It’s only September 1, but Trump is already snowing the electorate with a blizzard of lies and distortions. Here’s a fact check on just his most recent statements about Kenosha:
“If I didn’t INSIST on having the National Guard activate and go into Kenosha, Wisconsin, there would be no Kenosha right now,” Trump tweeted early on Aug. 31, 2020. “Also, there would have been great death and injury.”
Nope: not at all true.
First, the National Guard was called in by the governor of Wisconsin, not by Trump. That’s standard: the National Guard is a state operation in every state. Governors call out the National Guard for state operations, and governors can ask other states for help. A president can federalize the National Guard, as President Eisenhower did to enforce desegregation of schools in Little Rock, Arkansas in 1957 and as President Kennedy did in 1963, when Mississippi Governor George Wallace tried to stop desegregation of the University of Mississippi.

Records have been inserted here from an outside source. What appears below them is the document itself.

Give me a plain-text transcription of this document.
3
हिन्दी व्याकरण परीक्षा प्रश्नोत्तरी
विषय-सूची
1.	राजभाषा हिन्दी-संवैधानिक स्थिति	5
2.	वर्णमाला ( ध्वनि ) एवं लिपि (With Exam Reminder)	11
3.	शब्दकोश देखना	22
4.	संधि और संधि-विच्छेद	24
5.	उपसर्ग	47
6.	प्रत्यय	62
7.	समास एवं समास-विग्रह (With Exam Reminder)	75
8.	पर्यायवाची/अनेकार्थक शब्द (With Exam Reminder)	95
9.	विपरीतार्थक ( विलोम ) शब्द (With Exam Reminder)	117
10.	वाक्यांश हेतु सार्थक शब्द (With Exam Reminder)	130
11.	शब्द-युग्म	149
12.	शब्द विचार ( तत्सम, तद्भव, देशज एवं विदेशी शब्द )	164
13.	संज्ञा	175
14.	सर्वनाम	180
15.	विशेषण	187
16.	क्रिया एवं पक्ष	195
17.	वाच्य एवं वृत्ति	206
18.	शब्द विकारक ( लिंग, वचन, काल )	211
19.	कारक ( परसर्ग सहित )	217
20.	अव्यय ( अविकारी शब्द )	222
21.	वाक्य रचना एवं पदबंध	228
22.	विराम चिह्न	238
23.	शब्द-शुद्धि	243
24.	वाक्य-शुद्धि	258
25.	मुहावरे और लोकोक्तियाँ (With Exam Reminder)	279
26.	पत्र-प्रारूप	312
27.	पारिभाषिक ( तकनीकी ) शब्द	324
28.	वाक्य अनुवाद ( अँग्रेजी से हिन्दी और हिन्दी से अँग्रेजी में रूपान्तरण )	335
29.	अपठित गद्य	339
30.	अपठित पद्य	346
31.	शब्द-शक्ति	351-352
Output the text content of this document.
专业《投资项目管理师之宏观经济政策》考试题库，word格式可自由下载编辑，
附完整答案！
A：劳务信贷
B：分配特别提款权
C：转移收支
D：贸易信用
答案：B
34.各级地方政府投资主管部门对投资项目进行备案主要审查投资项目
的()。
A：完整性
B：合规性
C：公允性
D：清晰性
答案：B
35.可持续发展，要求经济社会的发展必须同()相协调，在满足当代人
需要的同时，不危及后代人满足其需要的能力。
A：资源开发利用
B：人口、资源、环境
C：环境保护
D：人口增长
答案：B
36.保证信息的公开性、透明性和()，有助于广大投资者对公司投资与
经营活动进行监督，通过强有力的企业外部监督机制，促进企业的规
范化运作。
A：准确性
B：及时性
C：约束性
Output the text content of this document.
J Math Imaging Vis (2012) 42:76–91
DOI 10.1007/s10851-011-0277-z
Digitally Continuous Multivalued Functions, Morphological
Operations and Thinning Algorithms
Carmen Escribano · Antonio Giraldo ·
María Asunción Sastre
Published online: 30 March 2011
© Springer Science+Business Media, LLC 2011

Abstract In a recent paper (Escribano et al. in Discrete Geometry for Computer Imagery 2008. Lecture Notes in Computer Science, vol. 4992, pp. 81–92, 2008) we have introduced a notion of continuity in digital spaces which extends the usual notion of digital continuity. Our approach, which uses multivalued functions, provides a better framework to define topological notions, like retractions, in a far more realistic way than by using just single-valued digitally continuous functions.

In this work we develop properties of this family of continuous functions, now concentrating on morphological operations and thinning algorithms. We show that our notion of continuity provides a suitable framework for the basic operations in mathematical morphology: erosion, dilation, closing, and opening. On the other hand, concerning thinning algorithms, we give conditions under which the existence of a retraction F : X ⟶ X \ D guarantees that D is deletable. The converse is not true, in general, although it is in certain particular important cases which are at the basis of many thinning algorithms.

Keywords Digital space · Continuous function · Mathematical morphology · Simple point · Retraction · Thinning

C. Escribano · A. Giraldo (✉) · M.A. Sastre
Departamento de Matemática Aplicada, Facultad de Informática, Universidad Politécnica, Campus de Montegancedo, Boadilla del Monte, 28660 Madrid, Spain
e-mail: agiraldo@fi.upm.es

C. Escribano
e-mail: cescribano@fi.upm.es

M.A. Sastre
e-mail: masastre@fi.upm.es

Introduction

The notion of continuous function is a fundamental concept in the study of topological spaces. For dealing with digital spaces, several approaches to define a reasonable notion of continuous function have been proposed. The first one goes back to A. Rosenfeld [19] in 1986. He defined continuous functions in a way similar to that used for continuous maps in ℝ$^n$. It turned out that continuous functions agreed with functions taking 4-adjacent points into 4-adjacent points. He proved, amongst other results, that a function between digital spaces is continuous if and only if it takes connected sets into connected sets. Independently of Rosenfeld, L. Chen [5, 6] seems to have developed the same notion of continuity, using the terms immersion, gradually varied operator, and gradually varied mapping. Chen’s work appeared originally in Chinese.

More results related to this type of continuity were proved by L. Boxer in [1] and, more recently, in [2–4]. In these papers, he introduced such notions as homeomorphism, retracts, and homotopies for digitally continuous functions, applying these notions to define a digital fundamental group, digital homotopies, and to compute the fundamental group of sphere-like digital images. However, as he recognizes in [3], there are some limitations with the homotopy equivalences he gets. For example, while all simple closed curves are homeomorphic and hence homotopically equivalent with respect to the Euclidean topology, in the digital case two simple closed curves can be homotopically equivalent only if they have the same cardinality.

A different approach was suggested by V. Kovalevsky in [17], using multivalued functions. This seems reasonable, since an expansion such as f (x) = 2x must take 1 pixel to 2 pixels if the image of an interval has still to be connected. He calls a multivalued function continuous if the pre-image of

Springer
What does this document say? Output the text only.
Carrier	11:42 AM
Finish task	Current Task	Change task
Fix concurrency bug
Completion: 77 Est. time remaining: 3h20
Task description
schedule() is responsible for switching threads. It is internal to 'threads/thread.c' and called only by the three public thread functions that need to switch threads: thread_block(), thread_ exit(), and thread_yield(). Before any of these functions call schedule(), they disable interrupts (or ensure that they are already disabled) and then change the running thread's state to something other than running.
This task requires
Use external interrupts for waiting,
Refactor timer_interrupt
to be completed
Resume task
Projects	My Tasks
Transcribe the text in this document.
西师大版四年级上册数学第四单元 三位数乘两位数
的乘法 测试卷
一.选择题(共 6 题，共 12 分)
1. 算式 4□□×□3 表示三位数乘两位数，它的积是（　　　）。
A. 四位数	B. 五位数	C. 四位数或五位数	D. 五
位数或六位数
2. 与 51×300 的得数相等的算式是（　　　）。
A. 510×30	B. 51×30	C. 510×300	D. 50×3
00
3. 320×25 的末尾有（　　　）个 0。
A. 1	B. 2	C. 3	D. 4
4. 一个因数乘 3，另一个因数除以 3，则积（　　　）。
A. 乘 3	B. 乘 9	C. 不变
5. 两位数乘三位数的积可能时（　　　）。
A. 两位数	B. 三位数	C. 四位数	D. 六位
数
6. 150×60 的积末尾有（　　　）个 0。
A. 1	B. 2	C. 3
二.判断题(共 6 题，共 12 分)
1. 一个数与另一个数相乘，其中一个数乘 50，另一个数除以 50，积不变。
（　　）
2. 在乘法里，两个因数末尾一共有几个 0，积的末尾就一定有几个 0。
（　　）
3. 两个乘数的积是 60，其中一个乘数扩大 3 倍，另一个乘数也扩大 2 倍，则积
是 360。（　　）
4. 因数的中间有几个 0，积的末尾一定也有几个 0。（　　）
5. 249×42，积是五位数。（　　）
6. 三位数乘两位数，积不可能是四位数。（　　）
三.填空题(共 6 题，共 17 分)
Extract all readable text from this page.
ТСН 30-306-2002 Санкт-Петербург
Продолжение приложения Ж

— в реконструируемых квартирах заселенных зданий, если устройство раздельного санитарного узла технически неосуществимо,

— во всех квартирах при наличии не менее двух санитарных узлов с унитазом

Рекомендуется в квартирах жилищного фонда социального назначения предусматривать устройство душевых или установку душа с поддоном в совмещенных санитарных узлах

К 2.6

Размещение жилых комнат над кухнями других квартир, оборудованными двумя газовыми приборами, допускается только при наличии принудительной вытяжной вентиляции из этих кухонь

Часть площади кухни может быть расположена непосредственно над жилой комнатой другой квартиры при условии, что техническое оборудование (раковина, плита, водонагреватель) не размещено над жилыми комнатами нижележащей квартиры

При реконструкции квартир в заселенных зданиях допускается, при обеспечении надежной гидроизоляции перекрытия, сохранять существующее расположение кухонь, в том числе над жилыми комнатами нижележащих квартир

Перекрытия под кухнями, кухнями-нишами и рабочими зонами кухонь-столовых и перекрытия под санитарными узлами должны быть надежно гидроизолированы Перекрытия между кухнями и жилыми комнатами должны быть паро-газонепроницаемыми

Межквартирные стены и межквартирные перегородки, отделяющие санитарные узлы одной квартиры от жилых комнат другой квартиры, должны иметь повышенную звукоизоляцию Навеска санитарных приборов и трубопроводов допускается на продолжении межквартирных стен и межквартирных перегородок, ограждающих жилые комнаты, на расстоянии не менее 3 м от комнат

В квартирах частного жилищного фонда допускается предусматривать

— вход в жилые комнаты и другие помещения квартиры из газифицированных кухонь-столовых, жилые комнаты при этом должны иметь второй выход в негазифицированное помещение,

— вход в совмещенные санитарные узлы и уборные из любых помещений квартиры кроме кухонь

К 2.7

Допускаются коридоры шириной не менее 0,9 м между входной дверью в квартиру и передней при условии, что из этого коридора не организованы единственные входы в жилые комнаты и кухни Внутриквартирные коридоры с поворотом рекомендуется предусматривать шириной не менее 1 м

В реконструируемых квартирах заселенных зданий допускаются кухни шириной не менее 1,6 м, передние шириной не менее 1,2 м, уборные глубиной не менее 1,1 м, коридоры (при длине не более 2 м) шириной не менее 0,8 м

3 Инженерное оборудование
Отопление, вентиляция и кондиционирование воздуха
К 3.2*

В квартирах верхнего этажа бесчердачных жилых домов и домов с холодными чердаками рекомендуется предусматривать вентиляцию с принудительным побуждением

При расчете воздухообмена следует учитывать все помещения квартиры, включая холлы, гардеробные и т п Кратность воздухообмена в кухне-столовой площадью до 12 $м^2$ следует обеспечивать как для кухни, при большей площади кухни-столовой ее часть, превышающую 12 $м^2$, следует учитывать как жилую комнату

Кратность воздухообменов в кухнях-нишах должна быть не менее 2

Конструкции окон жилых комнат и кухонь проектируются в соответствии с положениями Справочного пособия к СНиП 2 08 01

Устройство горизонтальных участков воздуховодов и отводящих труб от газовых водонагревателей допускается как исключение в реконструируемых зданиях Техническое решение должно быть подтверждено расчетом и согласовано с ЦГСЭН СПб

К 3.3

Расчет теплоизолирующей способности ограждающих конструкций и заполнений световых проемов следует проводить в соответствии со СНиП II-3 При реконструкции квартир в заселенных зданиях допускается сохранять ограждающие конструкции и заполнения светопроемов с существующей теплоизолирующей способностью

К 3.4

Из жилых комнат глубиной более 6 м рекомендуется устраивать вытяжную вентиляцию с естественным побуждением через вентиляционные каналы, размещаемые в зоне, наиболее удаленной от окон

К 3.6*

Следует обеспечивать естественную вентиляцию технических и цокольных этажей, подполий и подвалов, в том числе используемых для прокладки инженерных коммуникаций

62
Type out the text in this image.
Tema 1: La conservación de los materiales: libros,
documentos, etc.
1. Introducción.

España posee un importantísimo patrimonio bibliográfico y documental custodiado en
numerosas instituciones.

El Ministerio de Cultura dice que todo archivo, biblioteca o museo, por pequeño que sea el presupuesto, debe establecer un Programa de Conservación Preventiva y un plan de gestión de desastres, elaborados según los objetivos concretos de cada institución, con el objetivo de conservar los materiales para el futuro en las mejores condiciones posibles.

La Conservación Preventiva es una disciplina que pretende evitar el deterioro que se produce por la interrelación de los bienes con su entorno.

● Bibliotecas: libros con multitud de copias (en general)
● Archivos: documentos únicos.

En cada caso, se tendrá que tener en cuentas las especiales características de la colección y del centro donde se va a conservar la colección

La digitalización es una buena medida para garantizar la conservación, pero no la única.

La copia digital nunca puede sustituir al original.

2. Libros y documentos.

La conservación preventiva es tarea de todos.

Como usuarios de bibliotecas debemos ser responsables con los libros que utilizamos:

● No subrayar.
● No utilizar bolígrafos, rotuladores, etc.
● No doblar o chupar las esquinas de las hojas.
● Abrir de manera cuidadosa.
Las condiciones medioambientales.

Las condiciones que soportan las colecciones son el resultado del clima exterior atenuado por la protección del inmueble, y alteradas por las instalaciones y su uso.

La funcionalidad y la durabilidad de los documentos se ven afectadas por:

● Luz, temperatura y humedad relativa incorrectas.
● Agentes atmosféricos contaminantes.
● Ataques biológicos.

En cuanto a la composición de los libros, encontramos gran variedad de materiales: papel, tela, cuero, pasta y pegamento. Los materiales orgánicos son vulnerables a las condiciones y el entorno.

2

Second, there was never a threat of “great death and injury” or the destruction of Kenosha. Kenosha is a city of 100,000 people, covering more than 28 square miles. The protests were limited to a small area:
“The protests, even at the peak of the unrest Aug. 25, were largely concentrated in the 1-acre Civic Park and a nearby area a few blocks wide. Though people spilled into nearby neighborhoods after the largest groups were dispersed.”
The protests were mostly peaceful, and leaders including Jacob Blake’s family repeatedly called for peaceful protest.
Trump not only exaggerated violence by protesters but also excused the killing of two protesters by one of his supporters. Kyle Rittenhouse, who came to the protest from Illinois, armed with a long gun that he could not legally possess. According to Trump, Rittenhouse was just defending himself. That’s why he drove away, while his victims lay dead on the street.
Unsurprisingly, Trump also defended the police who shot Jacob Blake seven times in the back, saying: “They can do 10,000 great acts, which is what they do, and one bad apple —or a choker, you know, a choker, they choke — shooting the guy in the back many times … they choke, just like in a golf tournament, they miss a three-foot putt.”
Nowhere in Trump’s statements is any sympathy or concern for Jacob Blake, who lies in aa hospital bed, most likely paralyzed for life. Nowhere in his statements is any condemnation of the police for shooting Blake in the back or of the right-wing shooter for killing protesters. His only denunciations are reserved for protesters, and for Kenosha and Wisconsin elected officials.
In contrast, listen to LA Clippers coach Doc Rivers:
“If you watch that video, you don’t need to be black to be outraged. You don’t need to be an American to be outraged.
“And then the Republicans talk about fear—we’re the ones that need to be scared. We’re the ones having to talk to every black child. What white father has to give his son a talk about being careful if you get pulled over? It’s just ridiculous.”
And listen to the admonition of Jacob Blake’s mother:
“Please let’s begin to pray for healing for our nation. We are the United States. Have we been united? Do you understand what’s going to happen, because a house that is against each other cannot stand?
“To all of the police officers, I’m praying for you and your families
“To all of the citizens, my black and brown sisters and brothers I’m praying for you.
“I believe that you are an intelligent being just like the rest of us. Let’s use our hearts, our love, our intelligence to work together to show the rest of the world how humans are supposed to treat each other. America is great when we behave greatly.”